Technik

OFDMA (Orthogonal frequency-division multiple access)

Die im Vergleich zu UMTS deutlich gesteigerte Leistung von LTE beruht unter anderem auf neuen Verfahren zur Modulation, also zur Umwandlung der Nutzsignale in Trägersignale. Für die Übertragung von der Basisstation zum Endgerät verwendet LTE Orthogonal frequency-division multiple access (OFDMA). Dabei wird die gesamte verfügbare Kanalbandbreite auf separate Unterkanäle, so genannte Subcarrier, aufgeteilt, die unabhängig voneinander Daten übertragen können. Diese Subcarrier können den Nutzern eines Kanals je nach Bedarf dynamisch zugewiesen werden. Resultat ist ein fehlerresistentes und effizientes System. 

Das Verhältnis der Nachbarkanäle zueinander wird als orthogonal bezeichnet, da die Amplitude eines Kanals auf der Mittelfrequenz seiner Nachbarkanäle exakt Null beträgt. So ist sichergestellt, dass sich benachbarte Kanäle nicht gegenseitig beeinflussen.

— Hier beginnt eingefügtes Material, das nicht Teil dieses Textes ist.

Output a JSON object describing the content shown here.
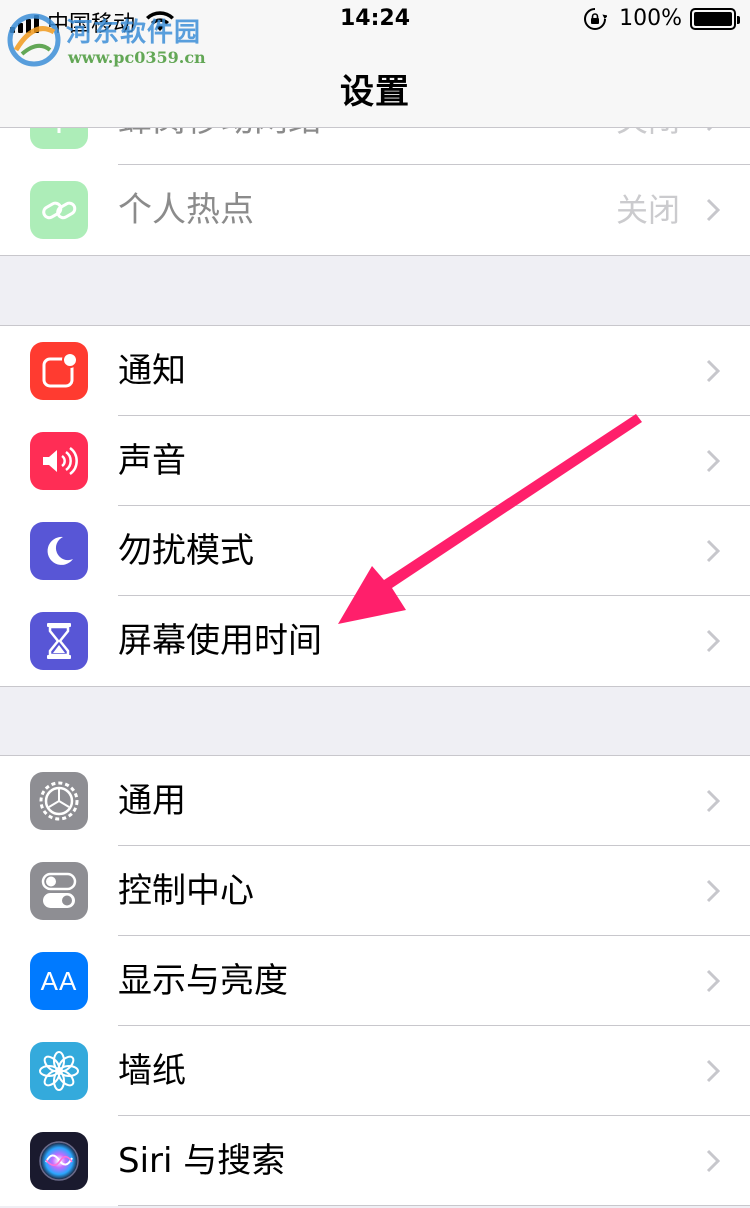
{
  "status_bar": {
    "carrier": "中国移动",
    "time": "14:24",
    "battery_pct": "100%",
    "battery_level": 1.0
  },
  "nav": {
    "title": "设置"
  },
  "watermark": {
    "title": "河东软件园",
    "url": "www.pc0359.cn"
  },
  "group_network": {
    "items": [
      {
        "label": "蜂窝移动网络",
        "value": "关闭",
        "icon": "cellular-icon",
        "color": "#4cd964"
      },
      {
        "label": "个人热点",
        "value": "关闭",
        "icon": "hotspot-icon",
        "color": "#4cd964"
      }
    ]
  },
  "group_alerts": {
    "items": [
      {
        "label": "通知",
        "icon": "notifications-icon",
        "color": "#ff3b30"
      },
      {
        "label": "声音",
        "icon": "sound-icon",
        "color": "#ff2d55"
      },
      {
        "label": "勿扰模式",
        "icon": "moon-icon",
        "color": "#5856d6"
      },
      {
        "label": "屏幕使用时间",
        "icon": "hourglass-icon",
        "color": "#5856d6"
      }
    ]
  },
  "group_general": {
    "items": [
      {
        "label": "通用",
        "icon": "gear-icon",
        "color": "#8e8e93"
      },
      {
        "label": "控制中心",
        "icon": "toggles-icon",
        "color": "#8e8e93"
      },
      {
        "label": "显示与亮度",
        "icon": "text-size-icon",
        "color": "#007aff"
      },
      {
        "label": "墙纸",
        "icon": "flower-icon",
        "color": "#34aadc"
      },
      {
        "label": "Siri 与搜索",
        "icon": "siri-icon",
        "color": "#1a1a2e"
      }
    ]
  },
  "annotation": {
    "color": "#ff1f6b",
    "icon": "arrow-annotation"
  },
  "icons_text": {
    "display_icon": "AA"
  }
}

Vereinfachte Darstellung der Subcarrier bei OFDMA

Für den Upload nutzt LTE dagegen nicht OFDMA, sondern das weniger rechenintensive Verfahren Single Carrier Frequency Division Multiple Access (SC-FDMA). Sowohl OFDMA als auch SC-FDMA basieren auf OFDM (Orthogonal Frequency Division Multiplex), das auch bei DVB-T sowie dem WLAN-Standard 802.11g eingesetzt wird. Ursprünglich wurde bereits in den 1980er Jahren über den Einsatz von OFDM in Mobilfunknetzen nachgedacht. Letztlich wurde diese Idee aber wegen der zu hohen Anforderungen an die damals verfügbare Rechenkapazität verworfen.

MIMO (Multiple Input Multiple Output)

Um einen möglichst hohen Datendurchsatz zu erreichen, können LTE-Geräte auch Multiple Input Multiple Output (MIMO) nutzen. Dabei kommunizieren Basisstation und Endgerät gleichzeitig über mehr als einen Kanal miteinander. Vereinfacht gesagt verfügen in diesem Fall sowohl Basisstation als auch Endgerät über mindestens zwei Antennen. Geplant sind Konfigurationen mit bis zu vier Kanälen. Bei einer Kanalbandbreite von 20 MHz ließen sich so theoretisch Datenübertragungsraten von mehr als 300 Mbit/s erzielen. Auch bei der letzten UMTS-Ausbaustufe HSPA+ kommt diese Technik zum Einsatz.

Kanalbandbreiten

Mit LTE lassen sich verschiedene Kanalbandbandbreiten realisieren, ohne aufwändige Änderungen an der grundlegenden Bitübertragungsschicht, also an Antenne, Verstärker etc. vorzunehmen. Je nach Anforderung lässt sich LTE mit Bandbreiten von 1,4 bis hin zu 3, 5, 10, 15 oder sogar 20 MHz betreiben.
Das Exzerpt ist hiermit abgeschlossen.